Comparou a concessão de benefícios a pesticidas à hipótese de isentar cigarros e bebidas alcoólicas, produtos igualmente nocivos, e observou que as desonerações favorecem a produção de commodities voltadas à exportação, e não alimentos básicos.

Mencionou experiências internacionais - como Bélgica e França, que adotam tributação diferenciada conforme a toxicidade - e elogiou o voto do ministro André Mendonça, que propõe uma transição gradual para políticas fiscais ambientalmente sustentáveis.

A advogada Jaqueline Andrade, pela Terra de Direitos, reforçou a tese da inconstitucionalidade das desonerações, qualificando a política fiscal vigente como "um retrocesso ambiental e sanitário".

Afirmou que o Estado não pode subsidiar produtos que contaminam o solo, a água e a saúde da população, e que a renúncia fiscal anual supera R$ 22 bilhões, valor muito superior aos orçamentos da Anvisa e do Ibama.

Segundo ela, os incentivos beneficiam grandes propriedades voltadas à exportação, responsáveis por mais de 60% do consumo de agrotóxicos, enquanto a agricultura familiar -responsável por mais de 80% da produção de alimentos básicos - utiliza menos de 2%.
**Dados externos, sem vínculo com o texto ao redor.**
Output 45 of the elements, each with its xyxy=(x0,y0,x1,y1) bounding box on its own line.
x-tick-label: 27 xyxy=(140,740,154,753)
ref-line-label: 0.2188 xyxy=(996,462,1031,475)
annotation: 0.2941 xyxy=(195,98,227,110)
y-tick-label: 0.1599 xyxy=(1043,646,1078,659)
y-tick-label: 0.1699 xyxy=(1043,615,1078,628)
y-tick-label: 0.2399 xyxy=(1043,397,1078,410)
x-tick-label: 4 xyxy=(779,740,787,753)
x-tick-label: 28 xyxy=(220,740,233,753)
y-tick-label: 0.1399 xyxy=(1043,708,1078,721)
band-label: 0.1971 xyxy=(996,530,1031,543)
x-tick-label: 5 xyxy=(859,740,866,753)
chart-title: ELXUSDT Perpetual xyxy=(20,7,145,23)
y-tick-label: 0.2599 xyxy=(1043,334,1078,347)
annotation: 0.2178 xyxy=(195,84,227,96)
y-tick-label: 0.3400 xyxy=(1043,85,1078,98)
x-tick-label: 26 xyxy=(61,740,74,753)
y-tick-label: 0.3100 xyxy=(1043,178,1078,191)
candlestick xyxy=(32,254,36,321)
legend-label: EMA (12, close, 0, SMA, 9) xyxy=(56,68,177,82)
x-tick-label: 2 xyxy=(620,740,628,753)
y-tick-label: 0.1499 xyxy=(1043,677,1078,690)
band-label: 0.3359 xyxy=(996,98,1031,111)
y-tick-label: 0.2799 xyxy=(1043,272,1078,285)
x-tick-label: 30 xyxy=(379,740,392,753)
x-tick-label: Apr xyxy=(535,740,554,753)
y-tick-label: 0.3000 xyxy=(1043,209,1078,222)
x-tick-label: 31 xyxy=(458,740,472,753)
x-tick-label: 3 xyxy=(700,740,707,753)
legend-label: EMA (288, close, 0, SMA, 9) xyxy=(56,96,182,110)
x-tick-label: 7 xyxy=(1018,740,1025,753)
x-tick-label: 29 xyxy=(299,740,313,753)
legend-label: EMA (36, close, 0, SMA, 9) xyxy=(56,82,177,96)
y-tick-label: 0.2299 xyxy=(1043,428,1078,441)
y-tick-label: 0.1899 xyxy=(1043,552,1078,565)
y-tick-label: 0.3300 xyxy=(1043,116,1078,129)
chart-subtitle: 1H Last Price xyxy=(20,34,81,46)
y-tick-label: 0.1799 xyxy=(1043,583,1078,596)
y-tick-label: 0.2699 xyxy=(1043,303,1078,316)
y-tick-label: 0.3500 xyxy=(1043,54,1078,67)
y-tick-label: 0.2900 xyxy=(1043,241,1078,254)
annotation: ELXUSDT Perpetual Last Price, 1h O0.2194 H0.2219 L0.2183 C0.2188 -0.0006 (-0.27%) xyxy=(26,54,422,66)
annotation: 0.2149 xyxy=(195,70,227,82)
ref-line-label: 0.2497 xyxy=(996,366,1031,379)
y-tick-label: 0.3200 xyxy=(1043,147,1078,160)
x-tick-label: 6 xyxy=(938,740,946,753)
Defendeu que manter as isenções inverte o princípio da capacidade contributiva, favorecendo quem mais polui e pode contribuir.

Encerrou lembrando que sete dos dez agrotóxicos mais vendidos no Brasil são proibidos na União Europeia e pediu que o STF reafirme o dever do Estado de proteger a saúde, o meio ambiente e as futuras gerações.